Kankelibranchus incognitus

Scientific classification
- Domain: Eukaryota
- Kingdom: Animalia
- Phylum: Mollusca
- Class: Gastropoda
- Order: Nudibranchia
- Superfamily: Polyceroidea
- Family: Polyceridae
- Genus: Kankelibranchus
- Species: K. incognitus
- Binomial name: Kankelibranchus incognitus Ortea, Espinosa & Caballer, 2005
- Synonyms: Polycera incognita (Ortea, Espinosa & Caballer, 2005) ;

= Kankelibranchus incognitus =

- Genus: Kankelibranchus
- Species: incognitus
- Authority: Ortea, Espinosa & Caballer, 2005

Species of gastropod

Kankelibranchus incognitus is a species of sea slug, a nudibranch, a shell-less marine gastropod mollusc in the family Polyceridae.

==Distribution==
This species was described from Cuba.

==Description==
The living animals are of a striking orange colour with small black dots all over the body, sometimes grouped in small patches in front of the gills.
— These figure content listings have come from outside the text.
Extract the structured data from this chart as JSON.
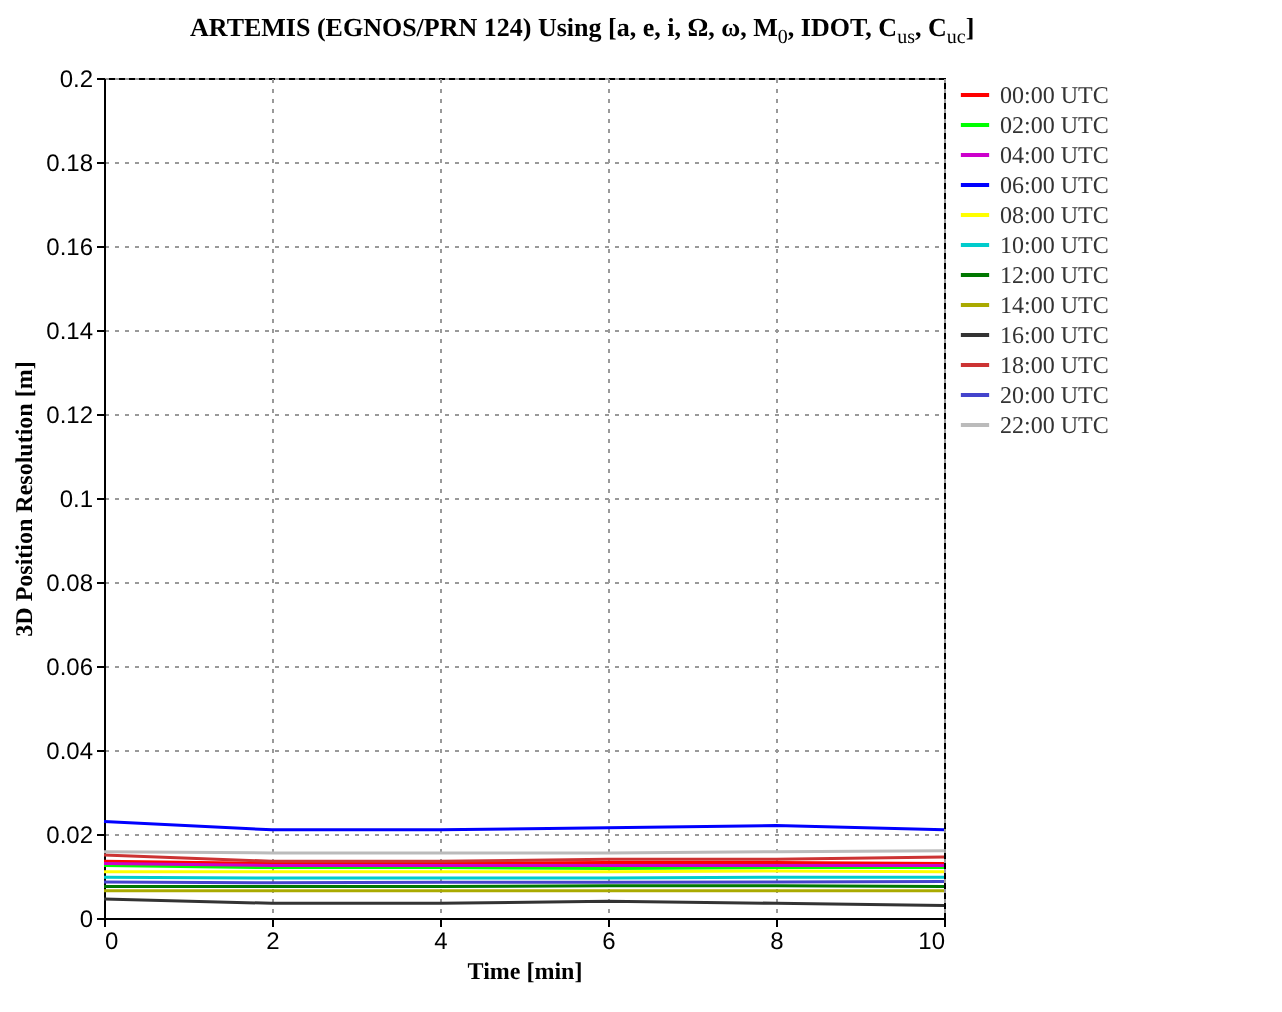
{
  "chart_data": {
    "type": "line",
    "title": "ARTEMIS (EGNOS/PRN 124) Using [a, e, i, Ω, ω, M$_{0}$, IDOT, C$_{us}$, C$_{uc}$]",
    "xlabel": "Time [min]",
    "ylabel": "3D Position Resolution [m]",
    "x": [
      0,
      2,
      4,
      6,
      8,
      10
    ],
    "series": [
      {
        "name": "00:00 UTC",
        "color": "#ff0000",
        "values": [
          0.0135,
          0.013,
          0.013,
          0.0132,
          0.0132,
          0.013
        ]
      },
      {
        "name": "02:00 UTC",
        "color": "#00ff00",
        "values": [
          0.0125,
          0.012,
          0.012,
          0.0118,
          0.012,
          0.012
        ]
      },
      {
        "name": "04:00 UTC",
        "color": "#cc00cc",
        "values": [
          0.013,
          0.0125,
          0.0125,
          0.0125,
          0.0125,
          0.0125
        ]
      },
      {
        "name": "06:00 UTC",
        "color": "#0000ff",
        "values": [
          0.023,
          0.021,
          0.021,
          0.0215,
          0.022,
          0.021
        ]
      },
      {
        "name": "08:00 UTC",
        "color": "#ffff00",
        "values": [
          0.011,
          0.011,
          0.011,
          0.011,
          0.0112,
          0.011
        ]
      },
      {
        "name": "10:00 UTC",
        "color": "#00cccc",
        "values": [
          0.0097,
          0.0095,
          0.0095,
          0.0095,
          0.0097,
          0.0097
        ]
      },
      {
        "name": "12:00 UTC",
        "color": "#007700",
        "values": [
          0.0075,
          0.0075,
          0.0075,
          0.0077,
          0.0077,
          0.0075
        ]
      },
      {
        "name": "14:00 UTC",
        "color": "#aaaa00",
        "values": [
          0.0065,
          0.0065,
          0.0065,
          0.0065,
          0.0065,
          0.0065
        ]
      },
      {
        "name": "16:00 UTC",
        "color": "#333333",
        "values": [
          0.0045,
          0.0035,
          0.0035,
          0.004,
          0.0035,
          0.003
        ]
      },
      {
        "name": "18:00 UTC",
        "color": "#cc3333",
        "values": [
          0.015,
          0.0135,
          0.0135,
          0.014,
          0.014,
          0.0145
        ]
      },
      {
        "name": "20:00 UTC",
        "color": "#4444cc",
        "values": [
          0.0086,
          0.0084,
          0.0085,
          0.0085,
          0.0086,
          0.0087
        ]
      },
      {
        "name": "22:00 UTC",
        "color": "#bbbbbb",
        "values": [
          0.0158,
          0.0155,
          0.0155,
          0.0155,
          0.0158,
          0.016
        ]
      }
    ],
    "xlim": [
      0,
      10
    ],
    "xticks": [
      0,
      2,
      4,
      6,
      8,
      10
    ],
    "ylim": [
      0,
      0.2
    ],
    "yticks": [
      0,
      0.02,
      0.04,
      0.06,
      0.08,
      0.1,
      0.12,
      0.14,
      0.16,
      0.18,
      0.2
    ],
    "grid": true,
    "legend": "right",
    "line_style": "solid",
    "marker": "none"
  }
}
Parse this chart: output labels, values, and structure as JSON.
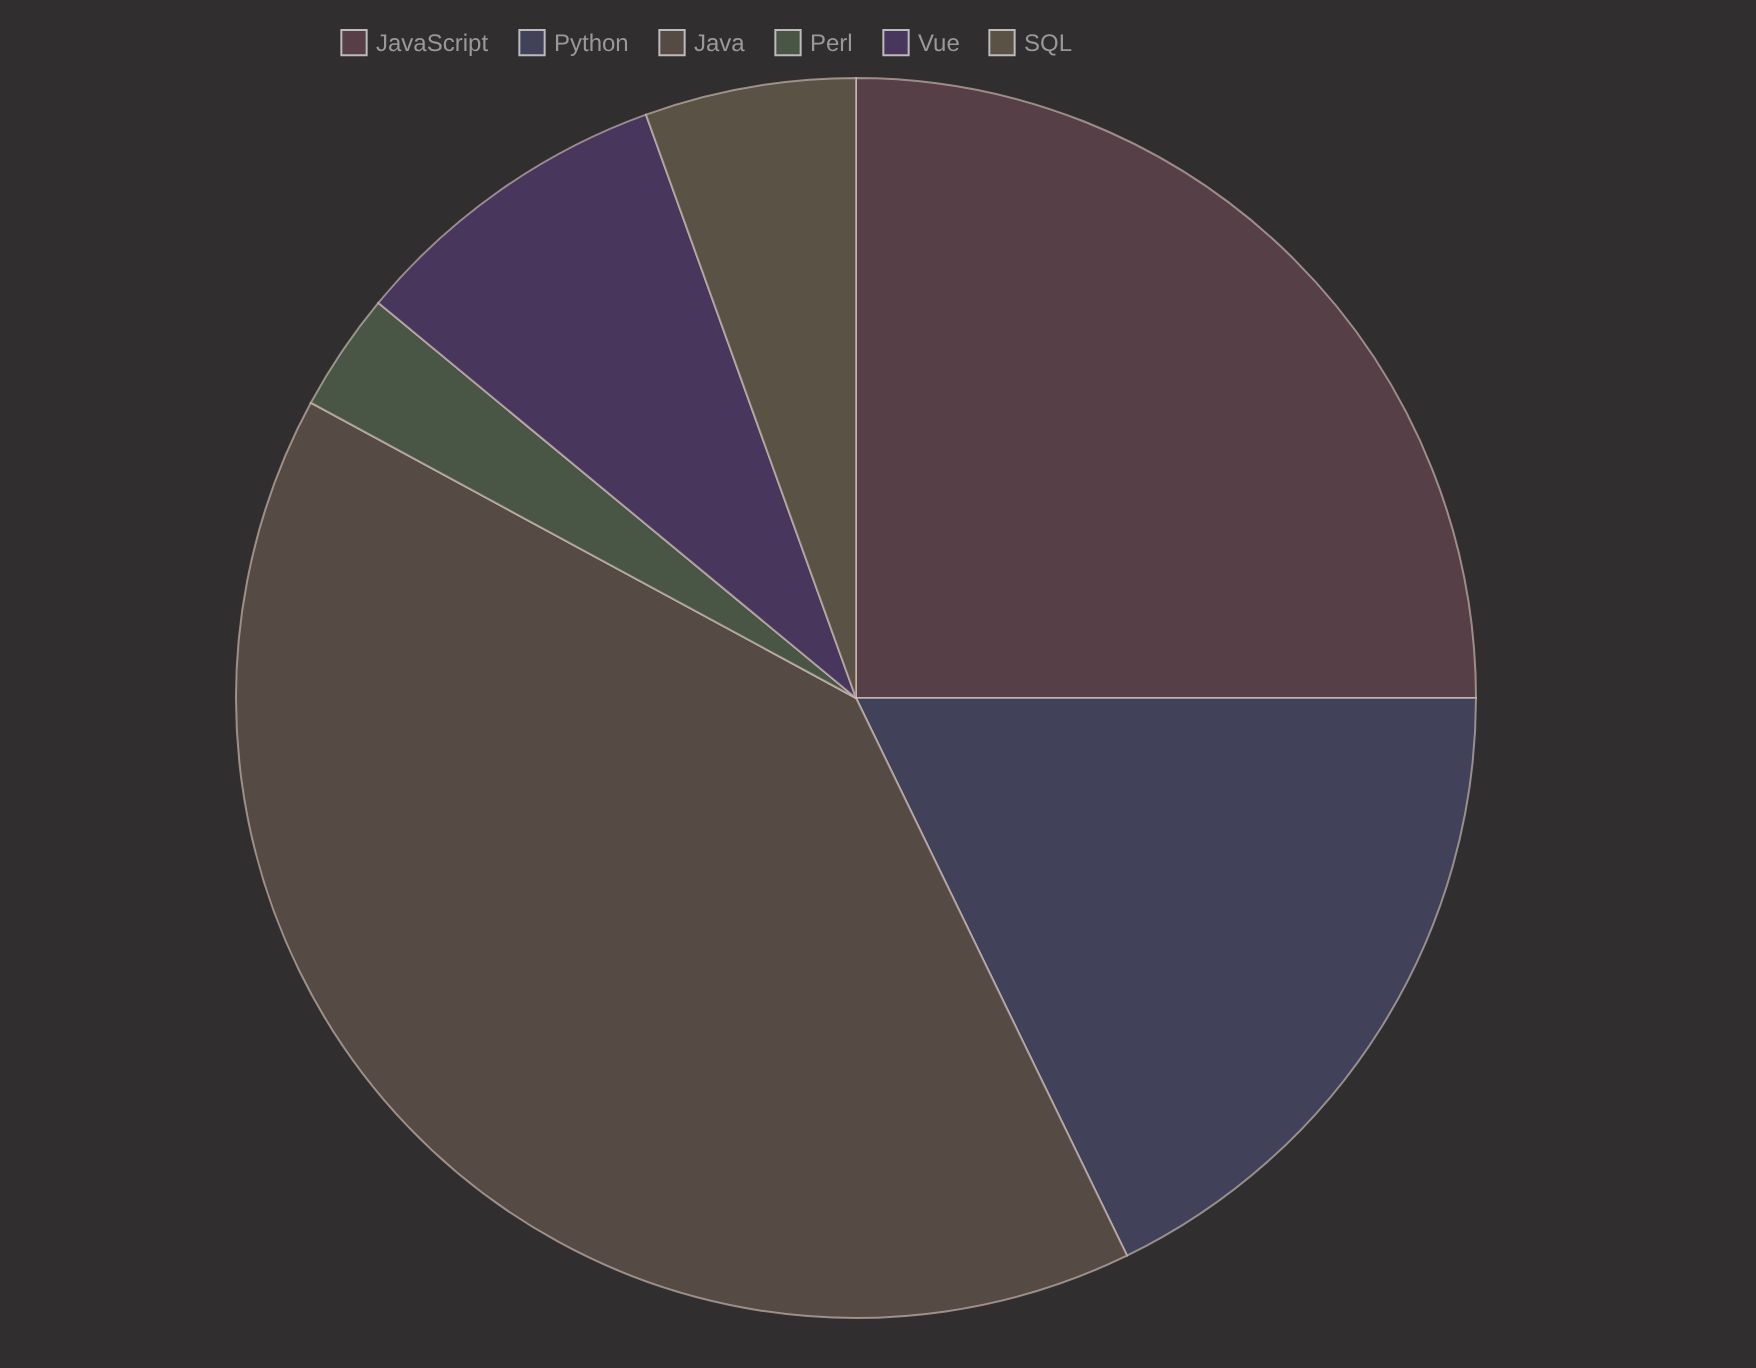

The gills, papillae and all of the elevated structures of the body are pale yellow. There are long branched processes on the oral veil, in addition to simple papilla. On the flanks and below the rim of the mantle there are also branched processes and buds of unequal sizes, with the largest reaching the height of the gills; these branched processes continue on the tail and on the sides of the body. The rhinophores are orange, with the stem and the lamellae of rugged aspect and an apical mucron very apparent, with up to 12 lamellae in the 7 mm animal. Eyes located well behind the rhinophores. Gills formed by five unipinnate leaves of a pale yellow colour; the anus is situated posterior to the gill. Genital opening on the right side, to the height of the anterior third of the body. Anterior edge of the foot bilabiate, with the angles rounded. Sole of the foot yellowish, with a tiny black dot.